Sono i dati delle autorità sanitarie americane riportati anche in uno studio sulle cause e gli effetti dell’obesità. Tra gli effetti si segnala l’aumento di diabete di tipo 2, l’ipertensione, le malattie cardiovascolari e diverse forme di cancro, tanto che si stima che circa il 20% dei decessi degli adulti sia dovuto a cause riconducibili all’obesità.
La tendenza è in aumento perché a parte qualche pregevole iniziativa legata soprattutto alle precedenti amministrazioni (quella di Obama in particolare), attualmente niente si fa per educare la popolazione e soprattutto i giovani a un più corretto stile di vita. Anzi, l’attuale presidente degli Stati Uniti non perde occasione per farsi riprendere mentre addenta un hamburger.
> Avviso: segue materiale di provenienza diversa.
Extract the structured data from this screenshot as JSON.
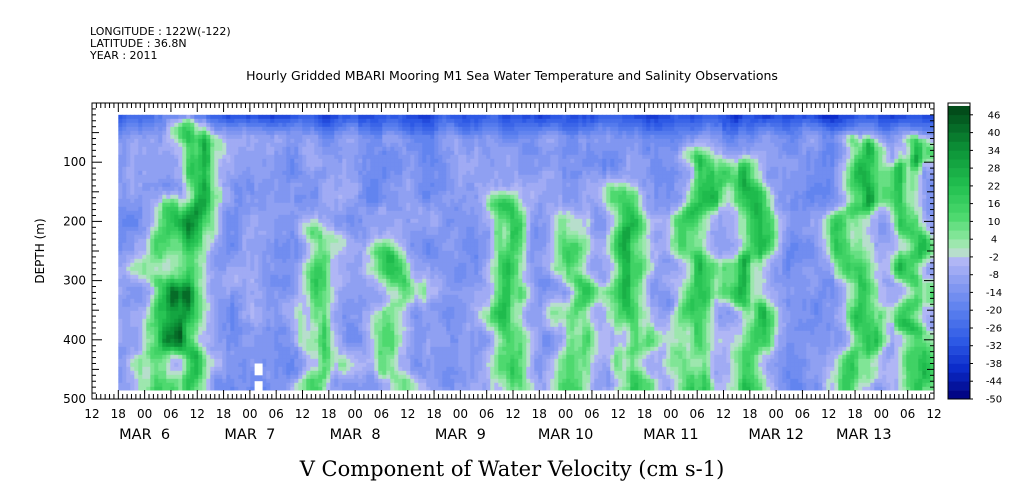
{
  "header": {
    "longitude": "LONGITUDE : 122W(-122)",
    "latitude": "LATITUDE : 36.8N",
    "year": "YEAR : 2011",
    "title": "Hourly Gridded MBARI Mooring M1 Sea Water Temperature and Salinity Observations"
  },
  "chart_data": {
    "type": "heatmap",
    "title": "Hourly Gridded MBARI Mooring M1 Sea Water Temperature and Salinity Observations",
    "xlabel": "V Component of Water Velocity (cm s-1)",
    "ylabel": "DEPTH (m)",
    "x_unit": "hours since MAR 5 12:00",
    "xlim": [
      0,
      192
    ],
    "data_x_range": [
      6,
      192
    ],
    "ylim": [
      500,
      0
    ],
    "data_y_range": [
      20,
      485
    ],
    "y_ticks": [
      100,
      200,
      300,
      400,
      500
    ],
    "x_ticks": [
      {
        "h": 0,
        "label": "12"
      },
      {
        "h": 6,
        "label": "18"
      },
      {
        "h": 12,
        "label": "00"
      },
      {
        "h": 18,
        "label": "06"
      },
      {
        "h": 24,
        "label": "12"
      },
      {
        "h": 30,
        "label": "18"
      },
      {
        "h": 36,
        "label": "00"
      },
      {
        "h": 42,
        "label": "06"
      },
      {
        "h": 48,
        "label": "12"
      },
      {
        "h": 54,
        "label": "18"
      },
      {
        "h": 60,
        "label": "00"
      },
      {
        "h": 66,
        "label": "06"
      },
      {
        "h": 72,
        "label": "12"
      },
      {
        "h": 78,
        "label": "18"
      },
      {
        "h": 84,
        "label": "00"
      },
      {
        "h": 90,
        "label": "06"
      },
      {
        "h": 96,
        "label": "12"
      },
      {
        "h": 102,
        "label": "18"
      },
      {
        "h": 108,
        "label": "00"
      },
      {
        "h": 114,
        "label": "06"
      },
      {
        "h": 120,
        "label": "12"
      },
      {
        "h": 126,
        "label": "18"
      },
      {
        "h": 132,
        "label": "00"
      },
      {
        "h": 138,
        "label": "06"
      },
      {
        "h": 144,
        "label": "12"
      },
      {
        "h": 150,
        "label": "18"
      },
      {
        "h": 156,
        "label": "00"
      },
      {
        "h": 162,
        "label": "06"
      },
      {
        "h": 168,
        "label": "12"
      },
      {
        "h": 174,
        "label": "18"
      },
      {
        "h": 180,
        "label": "00"
      },
      {
        "h": 186,
        "label": "06"
      },
      {
        "h": 192,
        "label": "12"
      }
    ],
    "month_labels": [
      {
        "h": 12,
        "label": "MAR  6"
      },
      {
        "h": 36,
        "label": "MAR  7"
      },
      {
        "h": 60,
        "label": "MAR  8"
      },
      {
        "h": 84,
        "label": "MAR  9"
      },
      {
        "h": 108,
        "label": "MAR 10"
      },
      {
        "h": 132,
        "label": "MAR 11"
      },
      {
        "h": 156,
        "label": "MAR 12"
      },
      {
        "h": 176,
        "label": "MAR 13"
      }
    ],
    "colorbar": {
      "min": -50,
      "max": 50,
      "step": 3,
      "tick_labels": [
        "46",
        "40",
        "34",
        "28",
        "22",
        "16",
        "10",
        "4",
        "-2",
        "-8",
        "-14",
        "-20",
        "-26",
        "-32",
        "-38",
        "-44",
        "-50"
      ]
    },
    "missing_cells": [
      {
        "h": 38,
        "depth_from": 440,
        "depth_to": 460
      },
      {
        "h": 38,
        "depth_from": 470,
        "depth_to": 490
      }
    ],
    "positive_regions": [
      {
        "h": 23,
        "depth_from": 40,
        "depth_to": 485,
        "peak": 16
      },
      {
        "h": 15,
        "depth_from": 180,
        "depth_to": 485,
        "peak": 10
      },
      {
        "h": 52,
        "depth_from": 230,
        "depth_to": 485,
        "peak": 8
      },
      {
        "h": 69,
        "depth_from": 260,
        "depth_to": 485,
        "peak": 9
      },
      {
        "h": 95,
        "depth_from": 180,
        "depth_to": 485,
        "peak": 14
      },
      {
        "h": 110,
        "depth_from": 200,
        "depth_to": 485,
        "peak": 10
      },
      {
        "h": 122,
        "depth_from": 160,
        "depth_to": 485,
        "peak": 15
      },
      {
        "h": 138,
        "depth_from": 100,
        "depth_to": 485,
        "peak": 16
      },
      {
        "h": 150,
        "depth_from": 120,
        "depth_to": 485,
        "peak": 16
      },
      {
        "h": 175,
        "depth_from": 80,
        "depth_to": 485,
        "peak": 18
      },
      {
        "h": 187,
        "depth_from": 80,
        "depth_to": 485,
        "peak": 14
      }
    ],
    "surface_layer": {
      "depth_from": 20,
      "depth_to": 60,
      "value": -32
    }
  }
}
Ma adesso gli americani, e non solo loro, pensano di aver trovato una scorciatoia per dimagrire.
Il farmaco che fa dimagrire fa parte di una nuova generazione di farmaci, noti come antagonisti del recettore GLP-1; sono stati sviluppati originariamente per il trattamento del diabete di tipo 2, per poi scoprire che fanno anche dimagrire. Le molecole in questione agiscono infatti direttamente sul cervello riducendo l’appetito e il senso di sazietà. Ovviamente ci sono diverse controindicazioni e non ultimo l’esorbitante prezzo, ma tutto questo non sta fermando la corsa al farmaco miracoloso. Se poi sarà autorizzata la commercializzazione delle pillole al posto delle iniezioni, il trionfo della dieta farmacologica sembra assicurato.